Smile Politely

Lions and Townies and Porn

Well, you all once again get a column written in a bar. The watering hole this week was Brass Rail. I was going to listen to a ballgame in the garage and knock this out but I decided I really needed the visual stimulation only TV can offer. Besides, the Redbirds have been a train wreck for the past few weeks, so I thought this might change their luck. I doubt it helps all that much. Let’s get it on.

LIONS AND TIGERS AND BEARS-ALL IN ONE ANIMAL

I’m happy to report that my wonderful and lovely mother is once again out of the hospital. Apparently she went sometime in May and ordered a medical sampler platter of surgeries. We sort of thought we were done a few weeks ago, but then a little gall bladder problem popped up. That organ really did have a lot of gall going batshit crazy like that.

Either way, it turns out the gall bladder is sort of the vice president of organs, a regular Joe Biden. It doesn’t really help you all that much, but if can definitely hurt you when it’s not acting right. Like a watch fob, it’s sort of an unneeded accessory these days. To remove it, they make 4 or 5 tiny holes in your stomach and yank it out. I could have probably done it in the garage if I could ever manage to be sober in that room.

The entire affair sort of sucked but there was at least one moment of funny. Mom’s hospital roommate called food service to place her order and said she was choosing the “pork lion.”  Yeah, that’s not a misspelling; she said “lion.” Sure, she was sick and whatever but you just have to laugh at something like that. I suppose it is possible that she assumed Carle Hospital had the same menu as your run of the mill, wild game-hunting lodge. There’s also a chance that she was aware of some crossbreeding taking place on the premises. Still, in all fairness, lion sounded better to me than the vegetable lasagna.

I DON’T THINK WE’RE IN URBANA ANYMORE

I mostly wrote this part so I could use the headline before anyone else did when they wrote about Kansas playing the Sweet Corn Festival. I’m strangely juiced about this show. I was supposed to see them before on two separate occasions in Terre Haute, Indiana a long time ago and they canceled both times. I get it. I would have probably cancelled my working in Terre Haute years if I had a choice.

Still, I’m not holding a grudge anymore against Kansas. If anything, I’m got way more of a grudge against the City of Urbana. It’s been about 10 years since I suggested a complete overhaul to the event when I came up with the “Sweet Porn Festival.” It would be a really awesome deal and they only have to change one letter. Forget all those sweaty masses piling into a parking lot to see some classic rock. Row after row of climate controlled viewing booths would be a far more welcome respite.

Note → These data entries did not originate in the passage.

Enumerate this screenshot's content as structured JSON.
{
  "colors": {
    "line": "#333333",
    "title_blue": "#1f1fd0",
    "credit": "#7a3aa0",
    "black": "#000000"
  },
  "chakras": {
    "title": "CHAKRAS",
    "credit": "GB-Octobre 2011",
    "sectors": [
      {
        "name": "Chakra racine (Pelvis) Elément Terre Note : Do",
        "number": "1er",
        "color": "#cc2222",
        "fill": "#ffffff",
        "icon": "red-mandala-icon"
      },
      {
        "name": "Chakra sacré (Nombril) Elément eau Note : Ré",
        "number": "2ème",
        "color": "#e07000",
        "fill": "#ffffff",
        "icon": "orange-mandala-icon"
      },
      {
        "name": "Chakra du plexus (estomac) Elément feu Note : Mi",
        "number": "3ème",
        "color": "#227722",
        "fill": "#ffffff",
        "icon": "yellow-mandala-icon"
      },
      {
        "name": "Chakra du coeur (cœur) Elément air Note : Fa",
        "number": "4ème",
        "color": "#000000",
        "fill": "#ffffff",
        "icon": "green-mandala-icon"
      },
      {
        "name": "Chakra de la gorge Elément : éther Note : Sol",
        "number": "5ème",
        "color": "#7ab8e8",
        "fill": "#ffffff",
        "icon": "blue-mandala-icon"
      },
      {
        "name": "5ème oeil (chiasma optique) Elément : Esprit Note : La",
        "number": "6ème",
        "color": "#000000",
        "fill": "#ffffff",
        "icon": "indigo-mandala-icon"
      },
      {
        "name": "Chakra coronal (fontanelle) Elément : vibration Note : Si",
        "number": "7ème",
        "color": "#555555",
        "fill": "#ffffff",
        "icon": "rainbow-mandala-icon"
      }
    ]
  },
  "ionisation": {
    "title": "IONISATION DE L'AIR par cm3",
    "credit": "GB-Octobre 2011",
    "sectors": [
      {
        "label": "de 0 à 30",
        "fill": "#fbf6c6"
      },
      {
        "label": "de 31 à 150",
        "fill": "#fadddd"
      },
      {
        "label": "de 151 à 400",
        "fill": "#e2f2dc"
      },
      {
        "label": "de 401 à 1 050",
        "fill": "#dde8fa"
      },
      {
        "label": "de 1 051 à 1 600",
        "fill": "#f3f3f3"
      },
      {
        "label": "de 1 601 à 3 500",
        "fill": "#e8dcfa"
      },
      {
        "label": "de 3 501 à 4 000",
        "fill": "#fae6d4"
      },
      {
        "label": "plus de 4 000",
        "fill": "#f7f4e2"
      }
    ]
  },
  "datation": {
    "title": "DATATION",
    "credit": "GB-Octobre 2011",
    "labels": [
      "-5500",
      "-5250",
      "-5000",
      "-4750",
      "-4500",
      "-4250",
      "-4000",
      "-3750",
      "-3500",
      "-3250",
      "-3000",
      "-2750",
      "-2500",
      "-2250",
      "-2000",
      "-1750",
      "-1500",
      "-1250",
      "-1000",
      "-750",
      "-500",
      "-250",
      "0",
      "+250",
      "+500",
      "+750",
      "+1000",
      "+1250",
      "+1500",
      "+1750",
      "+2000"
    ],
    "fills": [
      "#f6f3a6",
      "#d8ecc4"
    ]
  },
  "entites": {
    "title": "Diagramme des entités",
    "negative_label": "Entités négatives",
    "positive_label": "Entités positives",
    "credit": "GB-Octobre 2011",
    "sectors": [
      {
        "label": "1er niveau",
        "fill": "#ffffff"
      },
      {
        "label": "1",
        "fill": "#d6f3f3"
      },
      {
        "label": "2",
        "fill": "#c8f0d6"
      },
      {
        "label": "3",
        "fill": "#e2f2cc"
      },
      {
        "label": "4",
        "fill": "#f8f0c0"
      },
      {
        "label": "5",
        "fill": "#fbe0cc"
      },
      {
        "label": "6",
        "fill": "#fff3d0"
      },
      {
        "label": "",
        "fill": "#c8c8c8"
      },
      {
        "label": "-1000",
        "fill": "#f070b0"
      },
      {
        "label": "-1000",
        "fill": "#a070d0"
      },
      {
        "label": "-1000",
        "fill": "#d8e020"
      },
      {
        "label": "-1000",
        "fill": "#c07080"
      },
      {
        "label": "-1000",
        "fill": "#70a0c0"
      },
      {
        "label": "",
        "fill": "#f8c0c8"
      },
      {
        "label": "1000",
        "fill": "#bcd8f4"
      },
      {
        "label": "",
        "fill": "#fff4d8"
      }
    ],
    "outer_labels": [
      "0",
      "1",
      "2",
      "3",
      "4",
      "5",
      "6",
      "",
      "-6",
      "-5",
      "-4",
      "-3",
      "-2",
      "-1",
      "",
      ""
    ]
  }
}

Plus, I’m sure a ton of porn stars would happily come to town to be honored, as they often seem to enjoy attention. You don’t even have to abandon the original concept completely. They could still sell several buttery ears of sweet corn…it’s just that some of it might not be used for eating. C’mon Urbana, try to be just a little better. Sweet corn really only goes with cookouts. Pornography goes with everything… except, you know, butchery…and maybe lawn darts.

OUT OF TOWNIES

Note: Yes, I probably should have participated with last week’s Smile Politely poll about townies, but I’m not super good about remembering passwords.

Anyway, I’ve lived in town for 25 years or so and I still don’t think of myself as a townie and I don’t think others do either.  It seems to me you really have to grow up here in order for that phrase to be used. I talked to a few people and was a bit surprised that they felt the term was derogatory. Dude, I’ve been called way worse things than townie.

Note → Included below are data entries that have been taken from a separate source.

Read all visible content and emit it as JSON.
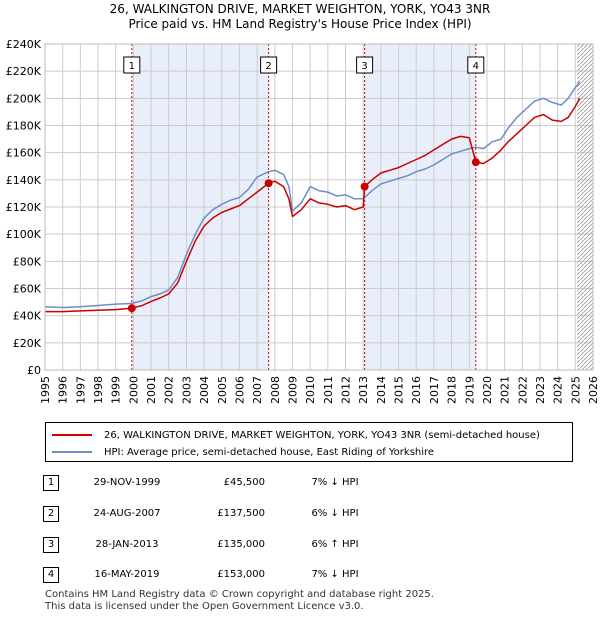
{
  "title_line1": "26, WALKINGTON DRIVE, MARKET WEIGHTON, YORK, YO43 3NR",
  "title_line2": "Price paid vs. HM Land Registry's House Price Index (HPI)",
  "colors": {
    "property": "#cc0000",
    "hpi": "#6a8fc8",
    "shade": "#e8eefa",
    "grid": "#cccccc",
    "marker_line": "#cc0000"
  },
  "legend": {
    "property": "26, WALKINGTON DRIVE, MARKET WEIGHTON, YORK, YO43 3NR (semi-detached house)",
    "hpi": "HPI: Average price, semi-detached house, East Riding of Yorkshire"
  },
  "transactions": [
    {
      "num": "1",
      "date": "29-NOV-1999",
      "price": "£45,500",
      "hpi": "7% ↓ HPI"
    },
    {
      "num": "2",
      "date": "24-AUG-2007",
      "price": "£137,500",
      "hpi": "6% ↓ HPI"
    },
    {
      "num": "3",
      "date": "28-JAN-2013",
      "price": "£135,000",
      "hpi": "6% ↑ HPI"
    },
    {
      "num": "4",
      "date": "16-MAY-2019",
      "price": "£153,000",
      "hpi": "7% ↓ HPI"
    }
  ],
  "footer": {
    "line1": "Contains HM Land Registry data © Crown copyright and database right 2025.",
    "line2": "This data is licensed under the Open Government Licence v3.0."
  },
  "chart_data": {
    "type": "line",
    "title": "Price paid vs. HM Land Registry's House Price Index (HPI)",
    "xlabel": "",
    "ylabel": "",
    "xlim": [
      1995,
      2026
    ],
    "ylim": [
      0,
      240000
    ],
    "x_ticks": [
      1995,
      1996,
      1997,
      1998,
      1999,
      2000,
      2001,
      2002,
      2003,
      2004,
      2005,
      2006,
      2007,
      2008,
      2009,
      2010,
      2011,
      2012,
      2013,
      2014,
      2015,
      2016,
      2017,
      2018,
      2019,
      2020,
      2021,
      2022,
      2023,
      2024,
      2025,
      2026
    ],
    "y_ticks": [
      0,
      20000,
      40000,
      60000,
      80000,
      100000,
      120000,
      140000,
      160000,
      180000,
      200000,
      220000,
      240000
    ],
    "y_tick_labels": [
      "£0",
      "£20K",
      "£40K",
      "£60K",
      "£80K",
      "£100K",
      "£120K",
      "£140K",
      "£160K",
      "£180K",
      "£200K",
      "£220K",
      "£240K"
    ],
    "hatched_from": 2025.1,
    "shaded_spans": [
      [
        1999.91,
        2007.65
      ],
      [
        2013.08,
        2019.37
      ]
    ],
    "sales": [
      {
        "label": "1",
        "x": 1999.91,
        "y": 45500
      },
      {
        "label": "2",
        "x": 2007.65,
        "y": 137500
      },
      {
        "label": "3",
        "x": 2013.08,
        "y": 135000
      },
      {
        "label": "4",
        "x": 2019.37,
        "y": 153000
      }
    ],
    "series": [
      {
        "name": "HPI: Average price, semi-detached house, East Riding of Yorkshire",
        "x": [
          1995,
          1996,
          1997,
          1998,
          1999,
          1999.91,
          2000.5,
          2001,
          2001.5,
          2002,
          2002.5,
          2003,
          2003.5,
          2004,
          2004.5,
          2005,
          2005.5,
          2006,
          2006.5,
          2007,
          2007.65,
          2008,
          2008.5,
          2008.8,
          2009,
          2009.5,
          2010,
          2010.5,
          2011,
          2011.5,
          2012,
          2012.5,
          2013,
          2013.08,
          2013.5,
          2014,
          2014.5,
          2015,
          2015.5,
          2016,
          2016.5,
          2017,
          2017.5,
          2018,
          2018.5,
          2019,
          2019.37,
          2019.8,
          2020.3,
          2020.8,
          2021.2,
          2021.7,
          2022.2,
          2022.7,
          2023.2,
          2023.7,
          2024.2,
          2024.6,
          2025.0,
          2025.25
        ],
        "values": [
          46500,
          46000,
          46500,
          47500,
          48500,
          49000,
          51000,
          54000,
          56000,
          59000,
          68000,
          85000,
          100000,
          112000,
          118000,
          122000,
          125000,
          127000,
          133000,
          142000,
          146000,
          147000,
          144000,
          135000,
          117000,
          123000,
          135000,
          132000,
          131000,
          128000,
          129000,
          126000,
          126000,
          127000,
          132000,
          137000,
          139000,
          141000,
          143000,
          146000,
          148000,
          151000,
          155000,
          159000,
          161000,
          163000,
          164000,
          163000,
          168000,
          170000,
          178000,
          186000,
          192000,
          198000,
          200000,
          197000,
          195000,
          200000,
          208000,
          212000
        ]
      },
      {
        "name": "26, WALKINGTON DRIVE, MARKET WEIGHTON, YORK, YO43 3NR (semi-detached house)",
        "x": [
          1995,
          1996,
          1997,
          1998,
          1999,
          1999.91,
          2000.5,
          2001,
          2001.5,
          2002,
          2002.5,
          2003,
          2003.5,
          2004,
          2004.5,
          2005,
          2005.5,
          2006,
          2006.5,
          2007,
          2007.65,
          2008,
          2008.5,
          2008.8,
          2009,
          2009.5,
          2010,
          2010.5,
          2011,
          2011.5,
          2012,
          2012.5,
          2013,
          2013.08,
          2013.5,
          2014,
          2014.5,
          2015,
          2015.5,
          2016,
          2016.5,
          2017,
          2017.5,
          2018,
          2018.5,
          2019,
          2019.37,
          2019.8,
          2020.3,
          2020.8,
          2021.2,
          2021.7,
          2022.2,
          2022.7,
          2023.2,
          2023.7,
          2024.2,
          2024.6,
          2025.0,
          2025.25
        ],
        "values": [
          43000,
          43000,
          43500,
          44000,
          44500,
          45500,
          47500,
          50500,
          53000,
          56000,
          64000,
          80000,
          95000,
          106000,
          112000,
          116000,
          118500,
          121000,
          126000,
          131000,
          137500,
          139000,
          135000,
          126000,
          113000,
          118000,
          126000,
          123000,
          122000,
          120000,
          121000,
          118000,
          120000,
          135000,
          140000,
          145000,
          147000,
          149000,
          152000,
          155000,
          158000,
          162000,
          166000,
          170000,
          172000,
          171000,
          153000,
          152000,
          156000,
          162000,
          168000,
          174000,
          180000,
          186000,
          188000,
          184000,
          183000,
          186000,
          194000,
          200000
        ]
      }
    ]
  }
}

Hell, even if I moved back to the place I was once considered a townie, Oblong, Illinois, I wouldn’t be considered a townie anymore since I moved away. They run a pretty tight ship down there.

Just so you know, that’s not even an old picture. It’s sort of like that one movie, Pleasantville, where the town has no color, except in Oblong, no one ever made an attempt to add color to anything. They like it just fine the way it is.

EXTRAS

  • Matthis’ Sideshow Bob impersonation is really coming along. He can do anything with plants.

  • Yeah, that’s my hand in the picture. I may have had a few.
  • To that, um, let’s say “lady” who flipped me off in traffic last week, way to class up a bad situation. Yes, that gesture would have been completely justified if you had heard what I was mumbling under my breath, but there was no way you could have read my mind at that moment, as you were too fucking busy making a left hand turn from the right hand lane. In the future you should be more careful with your PT Cruiser.
  • If I’m playing a video game where I shoot people, I still generally use the sniper rifle. Even in a virtual world, I prefer to stay far away from most people.
  • I hate to say never, but I can’t imagine ever watching a movie on my phone.
  • I sort of like Slipknot for one song… one song.
  • It’s hard to find a really good lawn chair.
  • Hamm’s, a complex American lager.

Buona sera, senorina, kiss me goodnight.